In Folha, Viana explains the 'infinity of infinities'.
First known use of the infinity symbol, by John Wallis – Wikimedia Commons
Reproduction of Marcelo Viana's column in Folha de São Paulo.
The philosopher Aristotle (384–322 BC) was the first to formulate the distinction between potential infinity and actual infinity. Potential infinity refers to a process that can continue indefinitely, such as the act of counting: 1, 2, 3, … Actual infinity, on the other hand, would be a complete, realized infinity. Aristotle summarily rejected this idea: "Infinity exists in potential, but not in actuality. For it is impossible for infinity to exist in actuality."
In 1656, the Englishman John Wallis published "Arithmetica Infinitorum" (Arithmetic of Infinite Things), a fundamental book in the history of calculus. In it, he used the symbol ∞ to represent infinite quantities. Wallis did not say where he got his inspiration for choosing this symbol, and this became the subject of more or less esoteric (and not very relevant) theories.

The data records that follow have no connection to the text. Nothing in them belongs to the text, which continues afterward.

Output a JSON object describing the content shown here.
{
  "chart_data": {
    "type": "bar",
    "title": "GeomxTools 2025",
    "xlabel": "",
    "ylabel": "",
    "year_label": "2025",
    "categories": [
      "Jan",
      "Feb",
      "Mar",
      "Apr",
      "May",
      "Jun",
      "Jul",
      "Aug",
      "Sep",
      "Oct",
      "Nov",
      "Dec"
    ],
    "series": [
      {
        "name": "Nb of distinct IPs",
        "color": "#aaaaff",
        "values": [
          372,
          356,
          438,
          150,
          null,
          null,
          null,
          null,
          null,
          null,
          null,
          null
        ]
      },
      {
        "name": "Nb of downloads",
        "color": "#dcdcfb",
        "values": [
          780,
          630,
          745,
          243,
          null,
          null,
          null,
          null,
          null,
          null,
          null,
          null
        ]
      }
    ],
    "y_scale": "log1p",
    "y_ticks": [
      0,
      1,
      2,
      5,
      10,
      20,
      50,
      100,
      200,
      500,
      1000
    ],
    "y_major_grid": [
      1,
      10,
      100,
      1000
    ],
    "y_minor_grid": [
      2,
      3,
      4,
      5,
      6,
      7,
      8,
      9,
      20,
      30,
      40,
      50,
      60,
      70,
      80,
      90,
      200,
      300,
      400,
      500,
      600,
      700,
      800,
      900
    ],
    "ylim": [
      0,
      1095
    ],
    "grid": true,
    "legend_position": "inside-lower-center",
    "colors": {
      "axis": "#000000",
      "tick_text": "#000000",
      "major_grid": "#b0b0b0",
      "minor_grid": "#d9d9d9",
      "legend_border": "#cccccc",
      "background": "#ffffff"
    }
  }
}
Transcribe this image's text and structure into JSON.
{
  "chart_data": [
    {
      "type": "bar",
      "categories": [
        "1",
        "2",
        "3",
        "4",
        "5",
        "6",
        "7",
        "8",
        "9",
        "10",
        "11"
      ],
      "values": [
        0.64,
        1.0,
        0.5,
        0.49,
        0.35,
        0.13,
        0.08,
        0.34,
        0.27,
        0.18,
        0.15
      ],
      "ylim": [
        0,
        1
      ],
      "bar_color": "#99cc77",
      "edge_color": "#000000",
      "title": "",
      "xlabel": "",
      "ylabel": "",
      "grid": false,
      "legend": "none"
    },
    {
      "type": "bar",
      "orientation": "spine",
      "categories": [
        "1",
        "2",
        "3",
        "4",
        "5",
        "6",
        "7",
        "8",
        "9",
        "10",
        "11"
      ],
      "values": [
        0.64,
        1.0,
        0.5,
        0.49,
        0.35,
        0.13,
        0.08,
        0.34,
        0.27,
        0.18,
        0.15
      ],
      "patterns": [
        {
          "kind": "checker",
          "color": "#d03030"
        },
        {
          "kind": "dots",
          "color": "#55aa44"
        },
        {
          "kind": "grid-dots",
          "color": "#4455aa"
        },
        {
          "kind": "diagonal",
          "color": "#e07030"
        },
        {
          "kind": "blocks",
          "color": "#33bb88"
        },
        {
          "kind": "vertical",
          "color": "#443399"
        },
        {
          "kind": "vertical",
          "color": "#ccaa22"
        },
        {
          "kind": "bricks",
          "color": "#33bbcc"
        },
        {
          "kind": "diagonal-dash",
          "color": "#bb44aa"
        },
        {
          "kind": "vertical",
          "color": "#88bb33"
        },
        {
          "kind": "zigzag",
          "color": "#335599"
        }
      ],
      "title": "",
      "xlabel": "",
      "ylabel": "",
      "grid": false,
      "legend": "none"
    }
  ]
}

It is far more important to understand what infinity is. Sometimes it is treated as a number (as when we write that ∞ + ∞ = ∞), but this is not really correct: ∞ – ∞ makes no sense, for example. And the theory that Georg Cantor (1845–1918) developed two centuries later showed that the situation is much more subtle than previously thought, because there is not a single infinity, there is an infinity of them!
Cantor dared to challenge Aristotle's thinking and treat infinity as an actual object. He started from the age-old idea that two sets have the same cardinality (number of elements) if we can put their elements in one-to-one correspondence. And he discovered that some infinite sets have more elements than others!
Suppose there were as many real numbers as there are natural numbers. Then, the real numbers could all be listed in sequence: x₁ , x₂ , x₃ , … Consider x = 0 , b₁b₂b₃ … where b₁ is different from the first decimal digit of x₁ , b₂ is different from the first decimal digit of x₂ , etc. Then x is not in the list, which is absurd because we assumed it contains all the real numbers. This proves that such a list cannot exist.
Cantor called the cardinal number of the set of natural numbers "countable" and the cardinal number of the set of real numbers "continuous." He showed that the countable number is the smallest of all infinite cardinal numbers and, having proven that the continuous number is larger than the countable number, in the way I have described, he went on to exhibit many other cardinal numbers (an infinite hierarchy!) all distinct from and larger than the continuous number.
To complete his theory, he needed to show that the continuum is the second largest of the infinites; in other words, that there is no set with more elements than the natural numbers but fewer than the real numbers. He tried to prove this assertion, which he called the Continuum Hypothesis, for years. Without success.
More than half a century later, Kurt Gödel and Paul Cohen (1934–2007) showed that the Continuum Hypothesis is neither true nor false: it cannot be proven, but it also cannot be excluded ("disproved") from the axioms of mathematics . For this achievement, Cohen won the Fields Medal in 1966.